Latest sketches

Rock climbing chalk bags and backpacks.

any words of advice?

Forms are a little too ambiguous/amorphous sometimes (1 2 3 4 5). Perspective’s off on a few, too. You should work on your shadows. Base the shadows on the form and define them with the pen you’re using before you use a marker to shade it in. Shadows help define the form. You just need to draw more. Also, I can’t tell what the scale of these things are. Chalk bags and backpacks are very different in size, yet your sketches look like ideations of the same size bag. putting them in context (on a rock climber, or on someones back) in scale helps a lot.

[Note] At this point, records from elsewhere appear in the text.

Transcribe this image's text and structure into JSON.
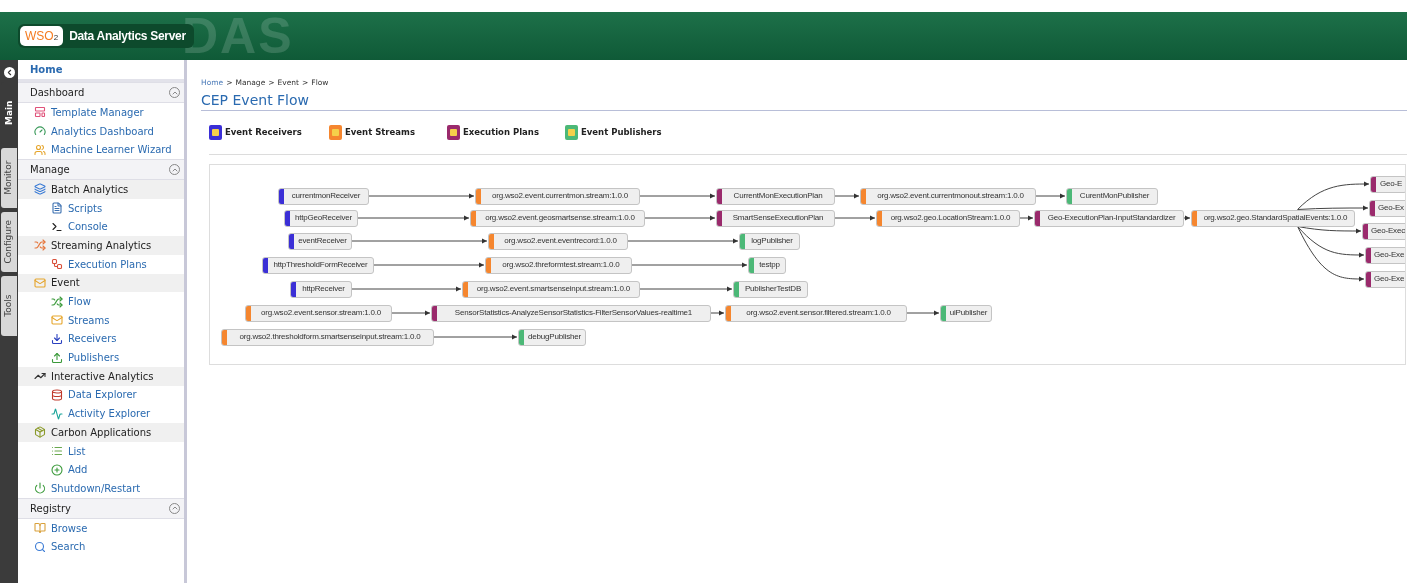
{
  "header": {
    "logo": "WSO",
    "logo_sub": "2",
    "product": "Data Analytics Server",
    "backdrop": "DAS"
  },
  "side_tabs": [
    {
      "label": "Main",
      "selected": true
    },
    {
      "label": "Monitor",
      "selected": false
    },
    {
      "label": "Configure",
      "selected": false
    },
    {
      "label": "Tools",
      "selected": false
    }
  ],
  "sidebar": {
    "home": "Home",
    "sections": [
      {
        "title": "Dashboard",
        "expanded": true,
        "items": [
          {
            "label": "Template Manager"
          },
          {
            "label": "Analytics Dashboard"
          },
          {
            "label": "Machine Learner Wizard"
          }
        ]
      },
      {
        "title": "Manage",
        "expanded": true,
        "items": [
          {
            "label": "Batch Analytics",
            "children": [
              {
                "label": "Scripts"
              },
              {
                "label": "Console"
              }
            ]
          },
          {
            "label": "Streaming Analytics",
            "children": [
              {
                "label": "Execution Plans"
              }
            ]
          },
          {
            "label": "Event",
            "children": [
              {
                "label": "Flow"
              },
              {
                "label": "Streams"
              },
              {
                "label": "Receivers"
              },
              {
                "label": "Publishers"
              }
            ]
          },
          {
            "label": "Interactive Analytics",
            "children": [
              {
                "label": "Data Explorer"
              },
              {
                "label": "Activity Explorer"
              }
            ]
          },
          {
            "label": "Carbon Applications",
            "children": [
              {
                "label": "List"
              },
              {
                "label": "Add"
              }
            ]
          },
          {
            "label": "Shutdown/Restart"
          }
        ]
      },
      {
        "title": "Registry",
        "expanded": true,
        "items": [
          {
            "label": "Browse"
          },
          {
            "label": "Search"
          }
        ]
      }
    ]
  },
  "breadcrumb": {
    "separator": ">",
    "items": [
      "Home",
      "Manage",
      "Event",
      "Flow"
    ]
  },
  "title": "CEP Event Flow",
  "legend": [
    {
      "kind": "receiver",
      "label": "Event Receivers"
    },
    {
      "kind": "stream",
      "label": "Event Streams"
    },
    {
      "kind": "plan",
      "label": "Execution Plans"
    },
    {
      "kind": "publisher",
      "label": "Event Publishers"
    }
  ],
  "flow": {
    "nodes": [
      {
        "kind": "receiver",
        "label": "currentmonReceiver"
      },
      {
        "kind": "stream",
        "label": "org.wso2.event.currentmon.stream:1.0.0"
      },
      {
        "kind": "plan",
        "label": "CurrentMonExecutionPlan"
      },
      {
        "kind": "stream",
        "label": "org.wso2.event.currentmonout.stream:1.0.0"
      },
      {
        "kind": "publisher",
        "label": "CurentMonPublisher"
      },
      {
        "kind": "receiver",
        "label": "httpGeoReceiver"
      },
      {
        "kind": "stream",
        "label": "org.wso2.event.geosmartsense.stream:1.0.0"
      },
      {
        "kind": "plan",
        "label": "SmartSenseExecutionPlan"
      },
      {
        "kind": "stream",
        "label": "org.wso2.geo.LocationStream:1.0.0"
      },
      {
        "kind": "plan",
        "label": "Geo-ExecutionPlan-InputStandardizer"
      },
      {
        "kind": "stream",
        "label": "org.wso2.geo.StandardSpatialEvents:1.0.0"
      },
      {
        "kind": "receiver",
        "label": "eventReceiver"
      },
      {
        "kind": "stream",
        "label": "org.wso2.event.eventrecord:1.0.0"
      },
      {
        "kind": "publisher",
        "label": "logPublisher"
      },
      {
        "kind": "receiver",
        "label": "httpThresholdFormReceiver"
      },
      {
        "kind": "stream",
        "label": "org.wso2.threformtest.stream:1.0.0"
      },
      {
        "kind": "publisher",
        "label": "testpp"
      },
      {
        "kind": "receiver",
        "label": "httpReceiver"
      },
      {
        "kind": "stream",
        "label": "org.wso2.event.smartsenseinput.stream:1.0.0"
      },
      {
        "kind": "publisher",
        "label": "PublisherTestDB"
      },
      {
        "kind": "stream",
        "label": "org.wso2.event.sensor.stream:1.0.0"
      },
      {
        "kind": "plan",
        "label": "SensorStatistics-AnalyzeSensorStatistics-FilterSensorValues-realtime1"
      },
      {
        "kind": "stream",
        "label": "org.wso2.event.sensor.filtered.stream:1.0.0"
      },
      {
        "kind": "publisher",
        "label": "uiPublisher"
      },
      {
        "kind": "stream",
        "label": "org.wso2.thresholdform.smartsenseinput.stream:1.0.0"
      },
      {
        "kind": "publisher",
        "label": "debugPublisher"
      },
      {
        "kind": "plan",
        "label": "Geo-E"
      },
      {
        "kind": "plan",
        "label": "Geo-Ex"
      },
      {
        "kind": "plan",
        "label": "Geo-Exec"
      },
      {
        "kind": "plan",
        "label": "Geo-Exe"
      },
      {
        "kind": "plan",
        "label": "Geo-Exe"
      }
    ]
  }
}
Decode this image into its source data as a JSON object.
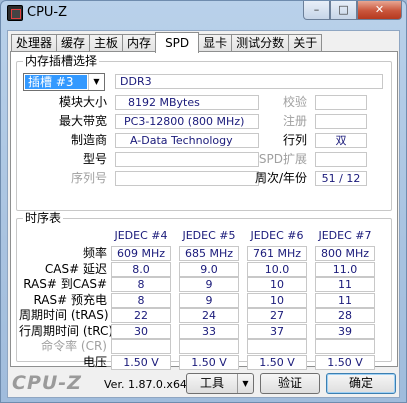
{
  "window": {
    "title": "CPU-Z",
    "controls": {
      "minimize": "–",
      "maximize": "□",
      "close": "✕"
    }
  },
  "tabs": [
    "处理器",
    "缓存",
    "主板",
    "内存",
    "SPD",
    "显卡",
    "测试分数",
    "关于"
  ],
  "active_tab": "SPD",
  "slot_group": {
    "title": "内存插槽选择",
    "slot_select": "插槽 #3",
    "type": "DDR3",
    "module_size_label": "模块大小",
    "module_size": "8192 MBytes",
    "max_bandwidth_label": "最大带宽",
    "max_bandwidth": "PC3-12800 (800 MHz)",
    "manufacturer_label": "制造商",
    "manufacturer": "A-Data Technology",
    "part_label": "型号",
    "part": "",
    "serial_label": "序列号",
    "serial": "",
    "correction_label": "校验",
    "correction": "",
    "registered_label": "注册",
    "registered": "",
    "ranks_label": "行列",
    "ranks": "双",
    "spd_ext_label": "SPD扩展",
    "spd_ext": "",
    "week_year_label": "周次/年份",
    "week_year": "51 / 12"
  },
  "timing_group": {
    "title": "时序表",
    "columns": [
      "JEDEC #4",
      "JEDEC #5",
      "JEDEC #6",
      "JEDEC #7"
    ],
    "rows": [
      {
        "label": "频率",
        "values": [
          "609 MHz",
          "685 MHz",
          "761 MHz",
          "800 MHz"
        ],
        "dim": false
      },
      {
        "label": "CAS# 延迟",
        "values": [
          "8.0",
          "9.0",
          "10.0",
          "11.0"
        ],
        "dim": false
      },
      {
        "label": "RAS# 到CAS#",
        "values": [
          "8",
          "9",
          "10",
          "11"
        ],
        "dim": false
      },
      {
        "label": "RAS# 预充电",
        "values": [
          "8",
          "9",
          "10",
          "11"
        ],
        "dim": false
      },
      {
        "label": "周期时间 (tRAS)",
        "values": [
          "22",
          "24",
          "27",
          "28"
        ],
        "dim": false
      },
      {
        "label": "行周期时间 (tRC)",
        "values": [
          "30",
          "33",
          "37",
          "39"
        ],
        "dim": false
      },
      {
        "label": "命令率 (CR)",
        "values": [
          "",
          "",
          "",
          ""
        ],
        "dim": true
      },
      {
        "label": "电压",
        "values": [
          "1.50 V",
          "1.50 V",
          "1.50 V",
          "1.50 V"
        ],
        "dim": false
      }
    ]
  },
  "footer": {
    "brand": "CPU-Z",
    "version": "Ver. 1.87.0.x64",
    "tools_label": "工具",
    "validate_label": "验证",
    "ok_label": "确定"
  }
}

I’d practice drawing soft goods first, though. Your technique’s preventing you from expressing form clearly. Try some orthographic views/drawing over pictures of bags/looking at other people’s bag sketches.

I agree with the above. I can’t tell you scale and the lack of shading is throwing me off. I will add though that they are not terrible sketches. The basics are there, and you seem to understand how to sketch, but you need to get your line weights and contrast down. Remember that contrast is key to anything you do. It adds depth and visual appeal to your products. Also with out scale your sketch will make no sense.

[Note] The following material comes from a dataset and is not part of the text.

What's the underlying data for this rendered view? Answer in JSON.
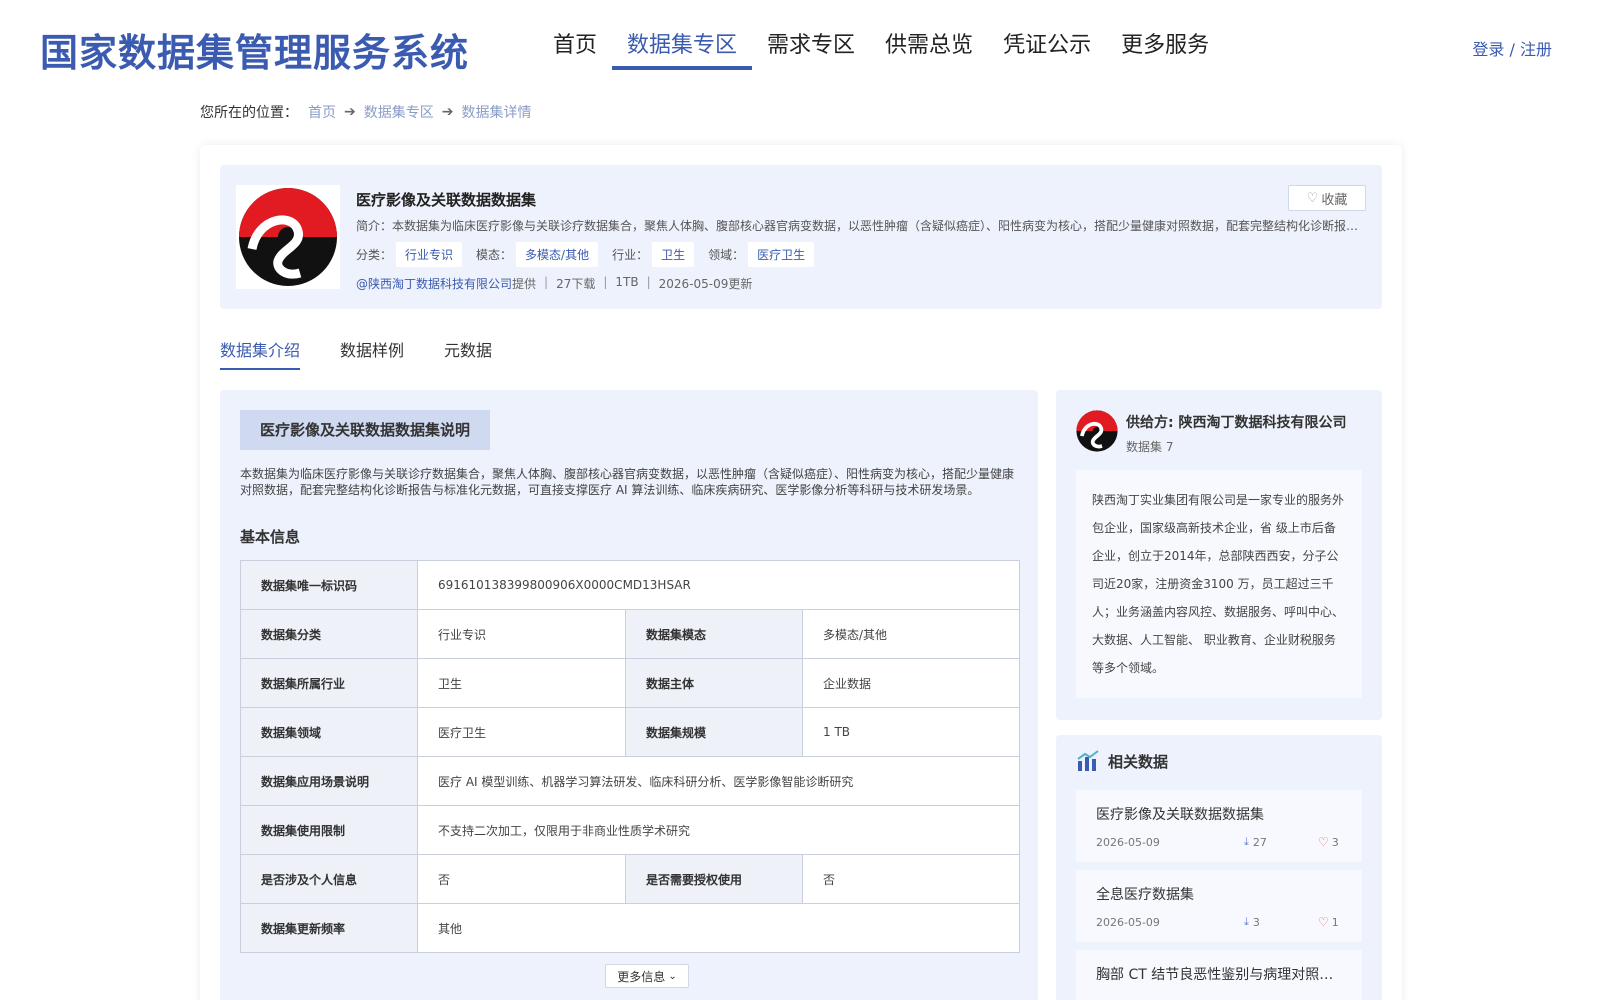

I wanted to add that numbering sketch always annoys me. It means that there is one sketch per page and they are being counted, which means that you are going for quantity v/s quality. I would tank the numbers and the border lines out.

Just my opinion.

I’ll concur, these aren’t terrible, though they could be much better. Don’t number your sketches. It wouldn’t hurt to practice annotating the various features of these bags, but don’t go overboard. Just call out the most important part(s). You could add a little bit of loose/light shading to the forms to make them pop. Just remember your 1,2,3 sides and a few highlights in the right places. Going a little further, lay your paper on top of a rough-weave fabric and use the side of a black pencil to transfer the texture. (experiment, woven straps often found on messenger bags work well) It is quick and easy to do, and they’ll look sweet!

Like this:

To all: These are sketches for my Into to ID class and the boarder/numbering is required for the critique.

Very nice. I’ve been told about the pencil/texture transfer and that I should begin saving cool fabrics, etc so that I have a collection to use in the future.

Contrast through shading? or line weight? or both? And what can I do, short of putting a person in the sketch, to show scale? or is that the only way besides an ortho?

I’m not sure I understand what you mean by ambiguous/amorphous.